Local Numpy memmap Backend Implementation, Identifier: NUMPY_10

Backend Identifiers

  • Backend: 1
  • Version: 0
  • Format Code: 10
  • Canonical Name: NUMPY_10

Storage Method

  • Data is written to specific subarray indexes inside a numpy memmapped array on disk.
  • Each file is a zero-initialized array of
    • dtype: {schema_dtype}; ie np.float32 or np.uint8
    • shape: (COLLECTION_SIZE, *{schema_shape}); ie (500, 10) or (500, 4, 3).
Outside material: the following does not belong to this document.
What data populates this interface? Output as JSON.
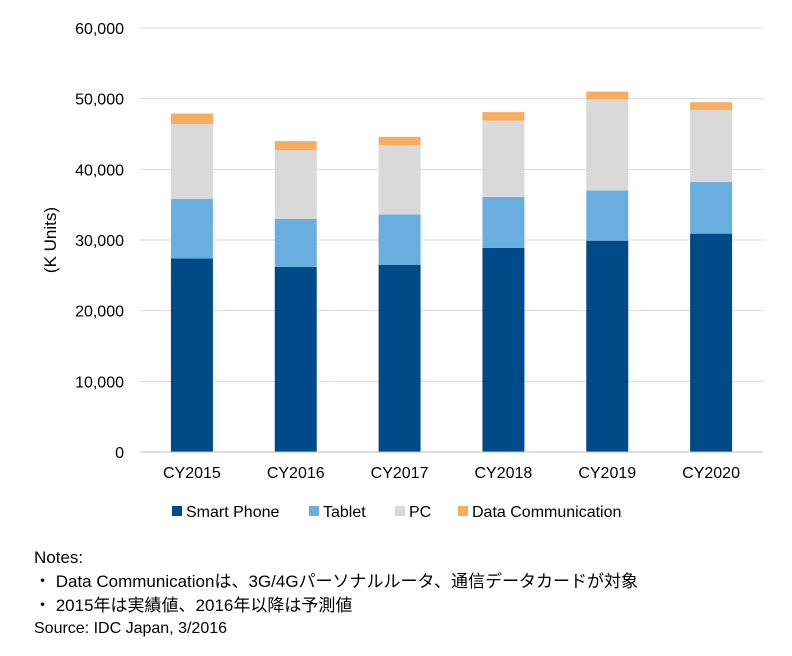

The first index in the array is referred to as a “collection index”.

Record Format

Fields Recorded for Each Array

  • Format Code
  • File UID
  • Alder32 Checksum
  • Collection Index (0:COLLECTION_SIZE subarray selection)
  • Subarray Shape

Separators used

  • SEP_KEY: ":"
  • SEP_HSH: "$"
  • SEP_LST: " "
  • SEP_SLC: "*"

Examples

  1. Adding the first piece of data to a file:

    • Array shape (Subarray Shape): (10)
    • File UID: “NJUUUK”
    • Alder32 Checksum: 900338819
    • Collection Index: 2

    Record Data => '10:NJUUUK$900338819$2*10'

  1. Adding to a piece of data to a the middle of a file:

    • Array shape (Subarray Shape): (20, 2, 3)
    • File UID: “Mk23nl”
    • Alder32 Checksum: 2546668575
    • Collection Index: 199

    Record Data => "10:Mk23nl$2546668575$199*20 2 3"

Technical Notes

  • A typical numpy memmap file persisted to disk does not retain information about its datatype or shape, and as such must be provided when re-opened after close. In order to persist a memmap in .npy format, we use the a special function open_memmap imported from np.lib.format which can open a memmap file and persist necessary header info to disk in .npy format.
  • On each write, an alder32 checksum is calculated. This is not for use as the primary hash algorithm, but rather stored in the local record format itself to serve as a quick way to verify no disk corruption occurred. This is required since numpy has no built in data integrity validation methods when reading from disk.